"Our deepest fear is not that we are inadequate. Our deepest fear is that we are powerful beyond measure." - Marianne Williamson
Like some parents say about their kids, I would say that my blog is a reflection of my personality.
Earlier during the inception of this blog, I struggled with a friend’s accusation of my coming off sounding too preachy, that it might turn people off, and so, I considered not writing my blog. But other friends began emailing me, telling me they’ve become accustomed to reading things in my blog that would make them smile or laugh, or give them the spiritual recharge they needed, and they encouraged me to continue writing what was in my heart. Secular themes as well as non-secular themes.
I write the way I speak.
When I was a child, on three separate occasions, people have told my mother that I will be a preacher; first, a babysitter in Brooklyn NY, then years later a pastor in Racine, Wisconsin, then a few years later at that same church, a pastor who was a guest during a revival at our church, pointed to my mother in the crowd, telling her that her son (me) was going to be called to preach. As far I feel, I haven’t received that direct calling.
I’m a shy person. When I mention that to my best friend, he laughs. I have to agree with him when he corrects me and says I’m ‘situationally shy’; I approach the idea of meeting new people with a feeling of dread for fear of not being able to come up with the most interesting or unique thing to say initially or the funniest, or sharpest, response. I guess other people's opinions are very important to me ( I'm working on that). If I am successful with my opening line, I then worry that I may not be able to follow up with more. Signs of encouragement is when I find someone with whom I have something in common, or someone that talks a lot. My best friend understands me. He knows me. He has seen me command conversations, but it takes certain situations to open me up.
I say all that to say, should I get that calling to preach, I will take it on.
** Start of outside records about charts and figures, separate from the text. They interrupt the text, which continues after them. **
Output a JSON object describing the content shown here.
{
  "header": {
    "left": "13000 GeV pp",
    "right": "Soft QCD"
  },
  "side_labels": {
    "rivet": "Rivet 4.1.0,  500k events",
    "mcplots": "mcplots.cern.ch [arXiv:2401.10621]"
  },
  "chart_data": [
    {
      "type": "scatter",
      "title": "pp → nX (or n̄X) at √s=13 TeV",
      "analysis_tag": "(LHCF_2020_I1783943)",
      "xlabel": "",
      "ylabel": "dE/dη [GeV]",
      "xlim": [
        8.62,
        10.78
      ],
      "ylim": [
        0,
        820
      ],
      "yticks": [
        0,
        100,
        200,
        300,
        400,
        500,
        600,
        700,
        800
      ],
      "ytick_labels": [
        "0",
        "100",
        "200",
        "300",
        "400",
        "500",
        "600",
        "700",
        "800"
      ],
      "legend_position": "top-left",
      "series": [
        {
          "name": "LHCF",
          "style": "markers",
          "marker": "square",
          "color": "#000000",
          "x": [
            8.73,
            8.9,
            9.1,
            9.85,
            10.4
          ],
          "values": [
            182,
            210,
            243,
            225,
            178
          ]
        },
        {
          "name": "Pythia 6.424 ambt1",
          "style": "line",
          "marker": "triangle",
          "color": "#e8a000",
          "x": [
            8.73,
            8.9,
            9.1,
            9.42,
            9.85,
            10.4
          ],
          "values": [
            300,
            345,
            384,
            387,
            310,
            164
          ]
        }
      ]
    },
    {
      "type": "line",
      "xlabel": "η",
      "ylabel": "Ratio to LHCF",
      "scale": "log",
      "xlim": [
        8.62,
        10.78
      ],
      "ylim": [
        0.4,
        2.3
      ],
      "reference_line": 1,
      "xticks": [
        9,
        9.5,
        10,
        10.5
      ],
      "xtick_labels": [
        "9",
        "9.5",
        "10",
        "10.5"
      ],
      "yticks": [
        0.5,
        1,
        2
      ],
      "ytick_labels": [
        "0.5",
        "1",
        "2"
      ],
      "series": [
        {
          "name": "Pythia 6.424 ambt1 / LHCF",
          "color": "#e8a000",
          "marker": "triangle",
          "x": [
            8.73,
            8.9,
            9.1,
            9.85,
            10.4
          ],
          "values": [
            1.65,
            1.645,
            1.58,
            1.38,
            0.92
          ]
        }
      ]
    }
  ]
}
In the meantime, rather than stand in a pulpit, I’ll occasionally write what’s in my heart with the hope I can share a sad or frustrating moment that someone would read and know that those things just don’t happen to them, or to make someone smile or laugh, or feel good about themselves or at peace. I know that that’s what I would want to read. I have also searched through my blog for those very same things, whenever I needed a smile, a laugh, or to feel good about myself or to get some peace.
Should my mother happen to find my blog, I would want her to find something that applies to her. Should my 14 yr old nephew happen to find my blog, I would want him to find something that applies to him as well.
So that’s my blog’s personality.
What is your blog's personality? What message are you trying to convey?